Due to subtle inter-class variations and high intra-class similarity, Fine-Grained Visual Classification (FGVC) presents significant challenges, often leading to attention bias and difficulty in learning truly discriminative features. Using counterfactual reasoning to measure the impact of attention, Counterfactual Attention Learning (CAL) was presented as a method to address this problem by comparing it with randomly generated fake attention maps. Different probability distributions help model these false attentions, allowing the network to learn more efficient and objective attention patterns. However, the natural randomness of these distributions can bring stochastic variability that limits model stability and performance.
This study proposes the Annealed Counterfactual Attention (ACA) mechanism, which incorporates an annealing strategy into the CAL architecture, to address this issue. ACA enables the model to investigate several attention behaviors during the early training phase and progressively transitions towards actual attention, thereby improving its capacity to focus on pertinent and discriminative areas. This gradual improvement enhances both generalization capacity and attention quality.
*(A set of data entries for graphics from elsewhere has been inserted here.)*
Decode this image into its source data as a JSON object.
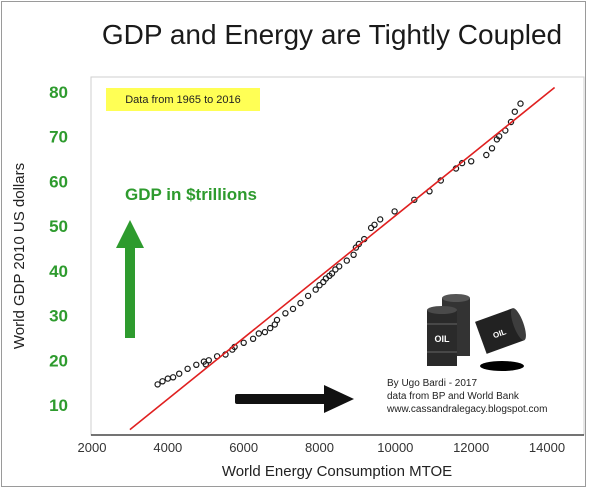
{
  "chart_data": {
    "type": "scatter",
    "title": "GDP and Energy are Tightly Coupled",
    "xlabel": "World Energy Consumption MTOE",
    "ylabel": "World GDP 2010 US dollars",
    "xlim": [
      2000,
      14500
    ],
    "ylim": [
      3,
      82
    ],
    "xticks": [
      2000,
      4000,
      6000,
      8000,
      10000,
      12000,
      14000
    ],
    "yticks": [
      10,
      20,
      30,
      40,
      50,
      60,
      70,
      80
    ],
    "grid": false,
    "note": "Data from 1965 to 2016",
    "gdp_label": "GDP in $trillions",
    "credits": [
      "By Ugo Bardi - 2017",
      "data from BP and World Bank",
      "www.cassandralegacy.blogspot.com"
    ],
    "fit_line": {
      "x": [
        3000,
        14200
      ],
      "y": [
        4.5,
        81
      ]
    },
    "points": [
      [
        3730,
        14.6
      ],
      [
        3860,
        15.3
      ],
      [
        4000,
        15.9
      ],
      [
        4140,
        16.2
      ],
      [
        4300,
        17.0
      ],
      [
        4520,
        18.1
      ],
      [
        4750,
        19.0
      ],
      [
        4950,
        19.7
      ],
      [
        5000,
        19.1
      ],
      [
        5080,
        20.0
      ],
      [
        5300,
        20.9
      ],
      [
        5520,
        21.3
      ],
      [
        5700,
        22.4
      ],
      [
        5760,
        23.0
      ],
      [
        6000,
        23.9
      ],
      [
        6250,
        24.8
      ],
      [
        6400,
        26.0
      ],
      [
        6560,
        26.3
      ],
      [
        6700,
        27.2
      ],
      [
        6820,
        28.0
      ],
      [
        6880,
        29.0
      ],
      [
        7100,
        30.5
      ],
      [
        7300,
        31.5
      ],
      [
        7500,
        32.8
      ],
      [
        7700,
        34.4
      ],
      [
        7900,
        35.8
      ],
      [
        8000,
        36.8
      ],
      [
        8100,
        37.5
      ],
      [
        8170,
        38.3
      ],
      [
        8260,
        38.9
      ],
      [
        8330,
        39.4
      ],
      [
        8420,
        40.3
      ],
      [
        8520,
        41.0
      ],
      [
        8720,
        42.3
      ],
      [
        8900,
        43.6
      ],
      [
        8960,
        45.2
      ],
      [
        9040,
        46.0
      ],
      [
        9180,
        47.1
      ],
      [
        9360,
        49.6
      ],
      [
        9450,
        50.3
      ],
      [
        9600,
        51.5
      ],
      [
        9980,
        53.3
      ],
      [
        10500,
        55.9
      ],
      [
        10900,
        57.8
      ],
      [
        11200,
        60.2
      ],
      [
        11600,
        62.9
      ],
      [
        11760,
        64.1
      ],
      [
        12000,
        64.5
      ],
      [
        12400,
        65.9
      ],
      [
        12550,
        67.4
      ],
      [
        12680,
        69.4
      ],
      [
        12740,
        70.1
      ],
      [
        12900,
        71.4
      ],
      [
        13050,
        73.3
      ],
      [
        13150,
        75.6
      ],
      [
        13300,
        77.4
      ]
    ],
    "colors": {
      "points": "#1a1a1a",
      "fit": "#e02020",
      "tick_y": "#2e9b2e",
      "note_bg": "#ffff55",
      "up_arrow": "#2e9b2e",
      "right_arrow": "#111111"
    }
  }
}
Two FGVC benchmark datasets, CUB-200-2011 and FGVC-Aircraft, were used for experiments. The proposed ACA model surpasses state-of-the-art methods, improving accuracy by 0.77% on FGVC-Aircraft and 0.09% on CUB-200-2011, while reducing inference time by 77.27 s and 11.65 s, without increasing parameters or Floating-Point Operations (FLOPs) compared to the baseline CAL model. This demonstrates the effectiveness of the annealing mechanism in stabilizing attention learning and enhancing classification accuracy.